The major misstep is perhaps to focus on the done-to-death subject of Spears’s conservatorship, the legal instrument by which her father and a team of lawyers oversee her financial affairs. The conspiracy theory that conservatorship has turned Spears into a virtual prisoner was already explored at length in Framing Britney Spears. And Mobeen Azhar doesn’t add hugely to our understanding of the case as he zips from Los Angeles to Las Vegas in an attempt to shed light on Spears’s plight.
One of the most fascinating exchanges is with a Los Angeles paparazzo who claims Spears was in cahoots with the circus that followed her whenever she left the house
That sense of anticlimax reaches Line of Duty levels as The Battle for Britney build towards a court hearing about the conservatorship at which Spears may or may not make an appearance. The big day comes around and … to the shock of nobody, Spears does not turn up.

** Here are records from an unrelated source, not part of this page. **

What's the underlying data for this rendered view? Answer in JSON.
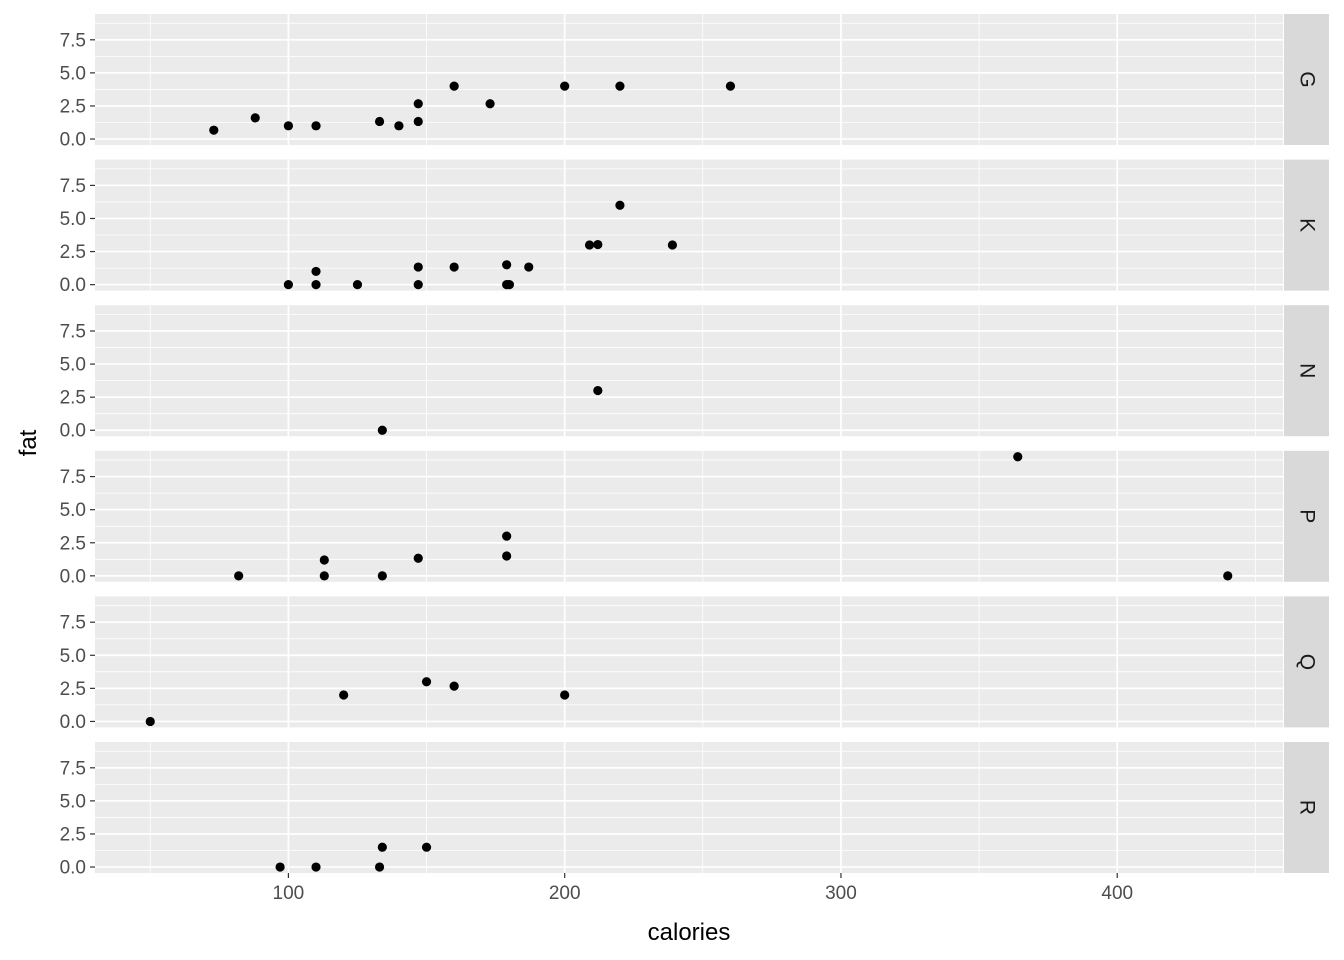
{
  "chart_data": {
    "type": "scatter",
    "xlabel": "calories",
    "ylabel": "fat",
    "xlim": [
      30,
      460
    ],
    "ylim": [
      -0.45,
      9.45
    ],
    "x_ticks": [
      100,
      200,
      300,
      400
    ],
    "x_tick_labels": [
      "100",
      "200",
      "300",
      "400"
    ],
    "y_ticks": [
      0,
      2.5,
      5,
      7.5
    ],
    "y_tick_labels": [
      "0.0",
      "2.5",
      "5.0",
      "7.5"
    ],
    "facet_direction": "rows",
    "strip_position": "right",
    "grid": true,
    "colors": {
      "panel_background": "#ebebeb",
      "grid_line": "#ffffff",
      "strip_background": "#d9d9d9",
      "point": "#000000",
      "tick_text": "#4d4d4d"
    },
    "panels": [
      {
        "label": "G",
        "points": [
          {
            "x": 73,
            "y": 0.67
          },
          {
            "x": 88,
            "y": 1.6
          },
          {
            "x": 100,
            "y": 1.0
          },
          {
            "x": 110,
            "y": 1.0
          },
          {
            "x": 133,
            "y": 1.33
          },
          {
            "x": 140,
            "y": 1.0
          },
          {
            "x": 147,
            "y": 1.33
          },
          {
            "x": 147,
            "y": 2.67
          },
          {
            "x": 160,
            "y": 4.0
          },
          {
            "x": 173,
            "y": 2.67
          },
          {
            "x": 200,
            "y": 4.0
          },
          {
            "x": 220,
            "y": 4.0
          },
          {
            "x": 260,
            "y": 4.0
          }
        ]
      },
      {
        "label": "K",
        "points": [
          {
            "x": 100,
            "y": 0.0
          },
          {
            "x": 110,
            "y": 0.0
          },
          {
            "x": 110,
            "y": 1.0
          },
          {
            "x": 125,
            "y": 0.0
          },
          {
            "x": 147,
            "y": 0.0
          },
          {
            "x": 147,
            "y": 1.33
          },
          {
            "x": 160,
            "y": 1.33
          },
          {
            "x": 179,
            "y": 0.0
          },
          {
            "x": 180,
            "y": 0.0
          },
          {
            "x": 179,
            "y": 1.5
          },
          {
            "x": 187,
            "y": 1.33
          },
          {
            "x": 209,
            "y": 3.0
          },
          {
            "x": 212,
            "y": 3.03
          },
          {
            "x": 220,
            "y": 6.0
          },
          {
            "x": 239,
            "y": 3.0
          }
        ]
      },
      {
        "label": "N",
        "points": [
          {
            "x": 134,
            "y": 0.0
          },
          {
            "x": 212,
            "y": 3.0
          }
        ]
      },
      {
        "label": "P",
        "points": [
          {
            "x": 82,
            "y": 0.0
          },
          {
            "x": 113,
            "y": 0.0
          },
          {
            "x": 113,
            "y": 1.2
          },
          {
            "x": 134,
            "y": 0.0
          },
          {
            "x": 147,
            "y": 1.33
          },
          {
            "x": 179,
            "y": 1.5
          },
          {
            "x": 179,
            "y": 3.0
          },
          {
            "x": 364,
            "y": 9.0
          },
          {
            "x": 440,
            "y": 0.0
          }
        ]
      },
      {
        "label": "Q",
        "points": [
          {
            "x": 50,
            "y": 0.0
          },
          {
            "x": 120,
            "y": 2.0
          },
          {
            "x": 150,
            "y": 3.0
          },
          {
            "x": 160,
            "y": 2.67
          },
          {
            "x": 200,
            "y": 2.0
          }
        ]
      },
      {
        "label": "R",
        "points": [
          {
            "x": 97,
            "y": 0.0
          },
          {
            "x": 110,
            "y": 0.0
          },
          {
            "x": 133,
            "y": 0.0
          },
          {
            "x": 134,
            "y": 1.5
          },
          {
            "x": 150,
            "y": 1.5
          }
        ]
      }
    ]
  }
}
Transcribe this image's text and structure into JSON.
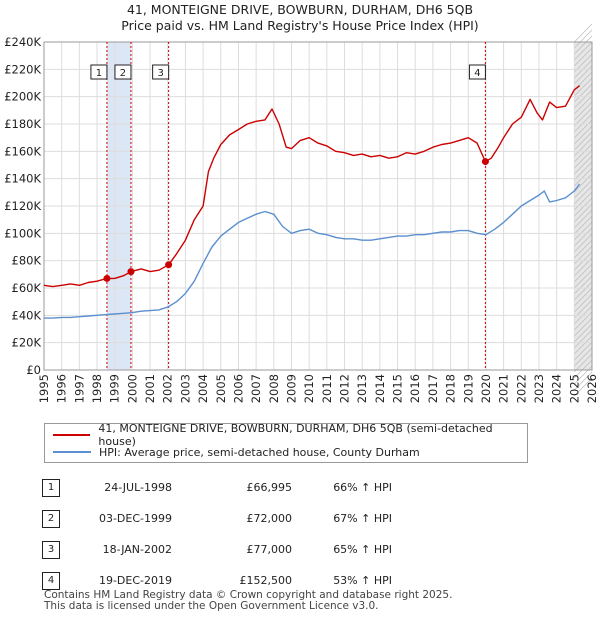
{
  "title_line1": "41, MONTEIGNE DRIVE, BOWBURN, DURHAM, DH6 5QB",
  "title_line2": "Price paid vs. HM Land Registry's House Price Index (HPI)",
  "legend": [
    {
      "label": "41, MONTEIGNE DRIVE, BOWBURN, DURHAM, DH6 5QB (semi-detached house)",
      "color": "#cc0000"
    },
    {
      "label": "HPI: Average price, semi-detached house, County Durham",
      "color": "#5b8fd0"
    }
  ],
  "transactions": [
    {
      "num": "1",
      "date": "24-JUL-1998",
      "price": "£66,995",
      "hpi": "66% ↑ HPI"
    },
    {
      "num": "2",
      "date": "03-DEC-1999",
      "price": "£72,000",
      "hpi": "67% ↑ HPI"
    },
    {
      "num": "3",
      "date": "18-JAN-2002",
      "price": "£77,000",
      "hpi": "65% ↑ HPI"
    },
    {
      "num": "4",
      "date": "19-DEC-2019",
      "price": "£152,500",
      "hpi": "53% ↑ HPI"
    }
  ],
  "footer_line1": "Contains HM Land Registry data © Crown copyright and database right 2025.",
  "footer_line2": "This data is licensed under the Open Government Licence v3.0.",
  "colors": {
    "red": "#cc0000",
    "blue": "#5b8fd0",
    "shade": "#dde6f5"
  },
  "chart_data": {
    "type": "line",
    "xlim": [
      1995,
      2026
    ],
    "ylim": [
      0,
      240000
    ],
    "yticks": [
      0,
      20000,
      40000,
      60000,
      80000,
      100000,
      120000,
      140000,
      160000,
      180000,
      200000,
      220000,
      240000
    ],
    "ytick_labels": [
      "£0",
      "£20K",
      "£40K",
      "£60K",
      "£80K",
      "£100K",
      "£120K",
      "£140K",
      "£160K",
      "£180K",
      "£200K",
      "£220K",
      "£240K"
    ],
    "xticks": [
      "1995",
      "1996",
      "1997",
      "1998",
      "1999",
      "2000",
      "2001",
      "2002",
      "2003",
      "2004",
      "2005",
      "2006",
      "2007",
      "2008",
      "2009",
      "2010",
      "2011",
      "2012",
      "2013",
      "2014",
      "2015",
      "2016",
      "2017",
      "2018",
      "2019",
      "2020",
      "2021",
      "2022",
      "2023",
      "2024",
      "2025",
      "2026"
    ],
    "grid": true,
    "shaded_ranges": [
      [
        1998.56,
        1999.92
      ],
      [
        2025.0,
        2026.0
      ]
    ],
    "series": [
      {
        "name": "41, MONTEIGNE DRIVE, BOWBURN, DURHAM, DH6 5QB (semi-detached house)",
        "x": [
          1995,
          1995.5,
          1996,
          1996.5,
          1997,
          1997.5,
          1998,
          1998.56,
          1999,
          1999.5,
          1999.92,
          2000.5,
          2001,
          2001.5,
          2002.05,
          2002.5,
          2003,
          2003.5,
          2004,
          2004.3,
          2004.6,
          2005,
          2005.5,
          2006,
          2006.5,
          2007,
          2007.5,
          2007.9,
          2008.3,
          2008.7,
          2009,
          2009.5,
          2010,
          2010.5,
          2011,
          2011.5,
          2012,
          2012.5,
          2013,
          2013.5,
          2014,
          2014.5,
          2015,
          2015.5,
          2016,
          2016.5,
          2017,
          2017.5,
          2018,
          2018.5,
          2019,
          2019.5,
          2019.97,
          2020.3,
          2020.7,
          2021,
          2021.5,
          2022,
          2022.5,
          2022.9,
          2023.2,
          2023.6,
          2024,
          2024.5,
          2025,
          2025.3
        ],
        "values": [
          62000,
          61000,
          62000,
          63000,
          62000,
          64000,
          65000,
          66995,
          67000,
          69000,
          72000,
          74000,
          72000,
          73000,
          77000,
          85000,
          95000,
          110000,
          120000,
          145000,
          155000,
          165000,
          172000,
          176000,
          180000,
          182000,
          183000,
          191000,
          180000,
          163000,
          162000,
          168000,
          170000,
          166000,
          164000,
          160000,
          159000,
          157000,
          158000,
          156000,
          157000,
          155000,
          156000,
          159000,
          158000,
          160000,
          163000,
          165000,
          166000,
          168000,
          170000,
          166000,
          152500,
          155000,
          163000,
          170000,
          180000,
          185000,
          198000,
          188000,
          183000,
          196000,
          192000,
          193000,
          205000,
          208000
        ]
      },
      {
        "name": "HPI: Average price, semi-detached house, County Durham",
        "x": [
          1995,
          1995.5,
          1996,
          1996.5,
          1997,
          1997.5,
          1998,
          1998.5,
          1999,
          1999.5,
          2000,
          2000.5,
          2001,
          2001.5,
          2002,
          2002.5,
          2003,
          2003.5,
          2004,
          2004.5,
          2005,
          2005.5,
          2006,
          2006.5,
          2007,
          2007.5,
          2008,
          2008.5,
          2009,
          2009.5,
          2010,
          2010.5,
          2011,
          2011.5,
          2012,
          2012.5,
          2013,
          2013.5,
          2014,
          2014.5,
          2015,
          2015.5,
          2016,
          2016.5,
          2017,
          2017.5,
          2018,
          2018.5,
          2019,
          2019.5,
          2020,
          2020.5,
          2021,
          2021.5,
          2022,
          2022.5,
          2023,
          2023.3,
          2023.6,
          2024,
          2024.5,
          2025,
          2025.3
        ],
        "values": [
          38000,
          38000,
          38500,
          38500,
          39000,
          39500,
          40000,
          40500,
          41000,
          41500,
          42000,
          43000,
          43500,
          44000,
          46000,
          50000,
          56000,
          65000,
          78000,
          90000,
          98000,
          103000,
          108000,
          111000,
          114000,
          116000,
          114000,
          105000,
          100000,
          102000,
          103000,
          100000,
          99000,
          97000,
          96000,
          96000,
          95000,
          95000,
          96000,
          97000,
          98000,
          98000,
          99000,
          99000,
          100000,
          101000,
          101000,
          102000,
          102000,
          100000,
          99000,
          103000,
          108000,
          114000,
          120000,
          124000,
          128000,
          131000,
          123000,
          124000,
          126000,
          131000,
          136000
        ]
      }
    ],
    "markers": [
      {
        "label": "1",
        "x": 1998.56,
        "y": 66995
      },
      {
        "label": "2",
        "x": 1999.92,
        "y": 72000
      },
      {
        "label": "3",
        "x": 2002.05,
        "y": 77000
      },
      {
        "label": "4",
        "x": 2019.97,
        "y": 152500
      }
    ]
  }
}
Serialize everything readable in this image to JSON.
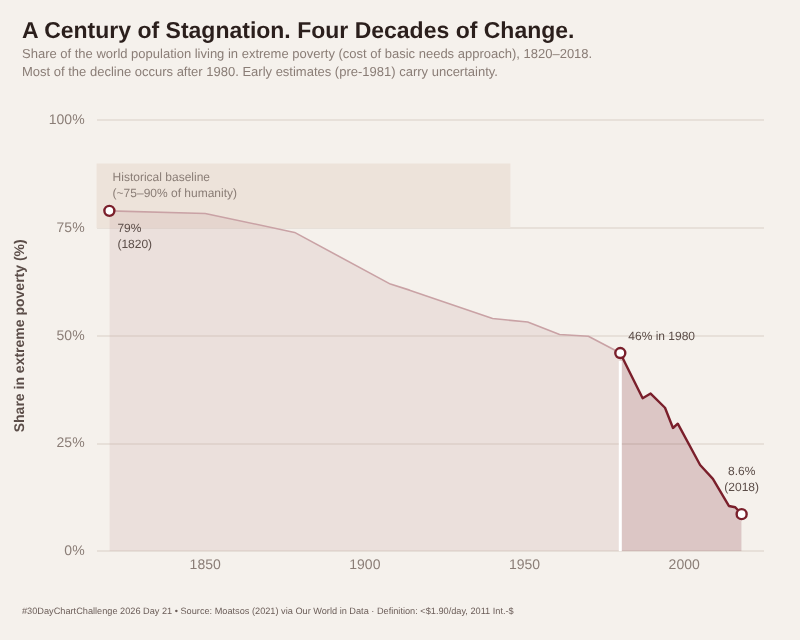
{
  "chart_data": {
    "type": "area",
    "title": "A Century of Stagnation. Four Decades of Change.",
    "subtitle": "Share of the world population living in extreme poverty (cost of basic needs approach), 1820–2018.\nMost of the decline occurs after 1980. Early estimates (pre-1981) carry uncertainty.",
    "ylabel": "Share in extreme poverty (%)",
    "series": [
      {
        "color": "#c9a2a5",
        "x": [
          1820,
          1850,
          1878,
          1908,
          1914,
          1940,
          1951,
          1961,
          1970,
          1980
        ],
        "values": [
          79,
          78.4,
          74,
          62,
          60.6,
          54,
          53.2,
          50.3,
          49.9,
          46
        ]
      },
      {
        "color": "#7a1f2b",
        "x": [
          1980,
          1981.5,
          1987,
          1989.5,
          1994,
          1996.5,
          1998,
          2005,
          2009,
          2014,
          2016,
          2018
        ],
        "values": [
          46,
          43.7,
          35.5,
          36.6,
          33.3,
          28.6,
          29.6,
          20,
          16.8,
          10.5,
          10.2,
          8.6
        ]
      },
      {
        "type": "scatter",
        "marker": "circle",
        "color": "#7a1f2b",
        "x": [
          1820,
          1980,
          2018
        ],
        "values": [
          79,
          46,
          8.6
        ]
      }
    ],
    "xlim": [
      1816,
      2025
    ],
    "xticks": [
      1850,
      1900,
      1950,
      2000
    ],
    "ylim": [
      0,
      100
    ],
    "yticks": [
      {
        "value": 0,
        "label": "0%"
      },
      {
        "value": 25,
        "label": "25%"
      },
      {
        "value": 50,
        "label": "50%"
      },
      {
        "value": 75,
        "label": "75%"
      },
      {
        "value": 100,
        "label": "100%"
      }
    ],
    "grid": "y",
    "legend": false,
    "bands": [
      {
        "axis": "y",
        "from": 75,
        "to": 90,
        "label": "Historical baseline\n(~75–90% of humanity)",
        "color": "#ede3da"
      }
    ],
    "ref_lines": [
      {
        "axis": "x",
        "value": 1980,
        "color": "#ffffff"
      }
    ],
    "annotations": [
      {
        "text": "79%\n(1820)",
        "x": 1820,
        "y": 79
      },
      {
        "text": "46% in 1980",
        "x": 1980,
        "y": 46
      },
      {
        "text": "8.6%\n(2018)",
        "x": 2018,
        "y": 8.6
      },
      "#30DayChartChallenge 2026 Day 21 • Source: Moatsos (2021) via Our World in Data · Definition: <$1.90/day, 2011 Int.-$"
    ]
  }
}
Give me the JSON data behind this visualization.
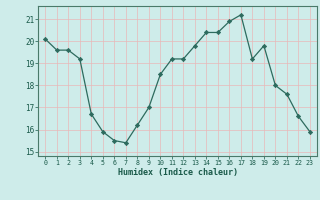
{
  "x": [
    0,
    1,
    2,
    3,
    4,
    5,
    6,
    7,
    8,
    9,
    10,
    11,
    12,
    13,
    14,
    15,
    16,
    17,
    18,
    19,
    20,
    21,
    22,
    23
  ],
  "y": [
    20.1,
    19.6,
    19.6,
    19.2,
    16.7,
    15.9,
    15.5,
    15.4,
    16.2,
    17.0,
    18.5,
    19.2,
    19.2,
    19.8,
    20.4,
    20.4,
    20.9,
    21.2,
    19.2,
    19.8,
    18.0,
    17.6,
    16.6,
    15.9
  ],
  "xlabel": "Humidex (Indice chaleur)",
  "ylim": [
    14.8,
    21.6
  ],
  "yticks": [
    15,
    16,
    17,
    18,
    19,
    20,
    21
  ],
  "xticks": [
    0,
    1,
    2,
    3,
    4,
    5,
    6,
    7,
    8,
    9,
    10,
    11,
    12,
    13,
    14,
    15,
    16,
    17,
    18,
    19,
    20,
    21,
    22,
    23
  ],
  "line_color": "#2d6b5e",
  "marker": "D",
  "marker_size": 2.2,
  "bg_color": "#ceecea",
  "grid_color_v": "#e8b8b8",
  "grid_color_h": "#e8b8b8",
  "label_color": "#1a5a4a",
  "tick_color": "#1a5a4a",
  "spine_color": "#4a7a6a"
}
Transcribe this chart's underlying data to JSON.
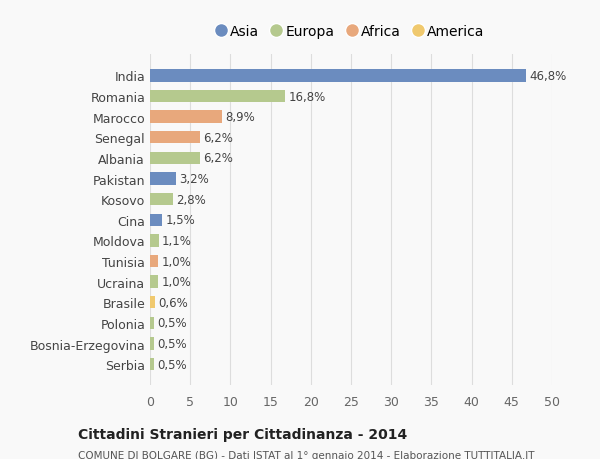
{
  "countries": [
    "India",
    "Romania",
    "Marocco",
    "Senegal",
    "Albania",
    "Pakistan",
    "Kosovo",
    "Cina",
    "Moldova",
    "Tunisia",
    "Ucraina",
    "Brasile",
    "Polonia",
    "Bosnia-Erzegovina",
    "Serbia"
  ],
  "values": [
    46.8,
    16.8,
    8.9,
    6.2,
    6.2,
    3.2,
    2.8,
    1.5,
    1.1,
    1.0,
    1.0,
    0.6,
    0.5,
    0.5,
    0.5
  ],
  "labels": [
    "46,8%",
    "16,8%",
    "8,9%",
    "6,2%",
    "6,2%",
    "3,2%",
    "2,8%",
    "1,5%",
    "1,1%",
    "1,0%",
    "1,0%",
    "0,6%",
    "0,5%",
    "0,5%",
    "0,5%"
  ],
  "colors": [
    "#6b8cbf",
    "#b5c98e",
    "#e8a87c",
    "#e8a87c",
    "#b5c98e",
    "#6b8cbf",
    "#b5c98e",
    "#6b8cbf",
    "#b5c98e",
    "#e8a87c",
    "#b5c98e",
    "#f0c96e",
    "#b5c98e",
    "#b5c98e",
    "#b5c98e"
  ],
  "legend_labels": [
    "Asia",
    "Europa",
    "Africa",
    "America"
  ],
  "legend_colors": [
    "#6b8cbf",
    "#b5c98e",
    "#e8a87c",
    "#f0c96e"
  ],
  "title": "Cittadini Stranieri per Cittadinanza - 2014",
  "subtitle": "COMUNE DI BOLGARE (BG) - Dati ISTAT al 1° gennaio 2014 - Elaborazione TUTTITALIA.IT",
  "xlim": [
    0,
    50
  ],
  "xticks": [
    0,
    5,
    10,
    15,
    20,
    25,
    30,
    35,
    40,
    45,
    50
  ],
  "background_color": "#f9f9f9",
  "grid_color": "#dddddd"
}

It’s the final damp squib in a programme that follows the familiar route of a British journalist who has a long fascination with an American pop star making a pilgrimage to the United States to uncover the unvarnished truth. You will recognise the formula from Jacques Peretti’s work on Michael Jackson or Nick Broomfield’s movies about Kurt Cobain and Tupac Shakur and Biggie Smalls.
No matter how well intentioned, there is always in these undertakings an aspect of gawping at the locals. That cliche is ticked off as Azhar drives to Spears’s home town of Kentwood, Louisiana, and banters with a waitress about hush puppies, a deep-fried regional delicacy. Later he visits a local museum where the curator ushers him into Britney’s childhood bedroom, which it has painstakingly re-created soft toy by soft toy.
This is the sort of scenario from which Louis Theroux might have extracted some pathos. Azhar can only stand and stare.
A smarter documentary might have steered into the bright lights of the media avalanche that derailed Spears. One of the most fascinating exchanges is with a Los Angeles paparazzo who claims Spears was in cahoots with the circus that followed her whenever she left the house. And Azhar sits with Perez Hilton, the show-business blogger, who expresses regret for having publicly branded Spears an unfit mother. "I feel awful. I definitely don't do that any more … I am reaping the consequences of my actions," Hilton says.
It's a rare moment of genuine emotion in a film that otherwise feels like showbiz reportage by numbers.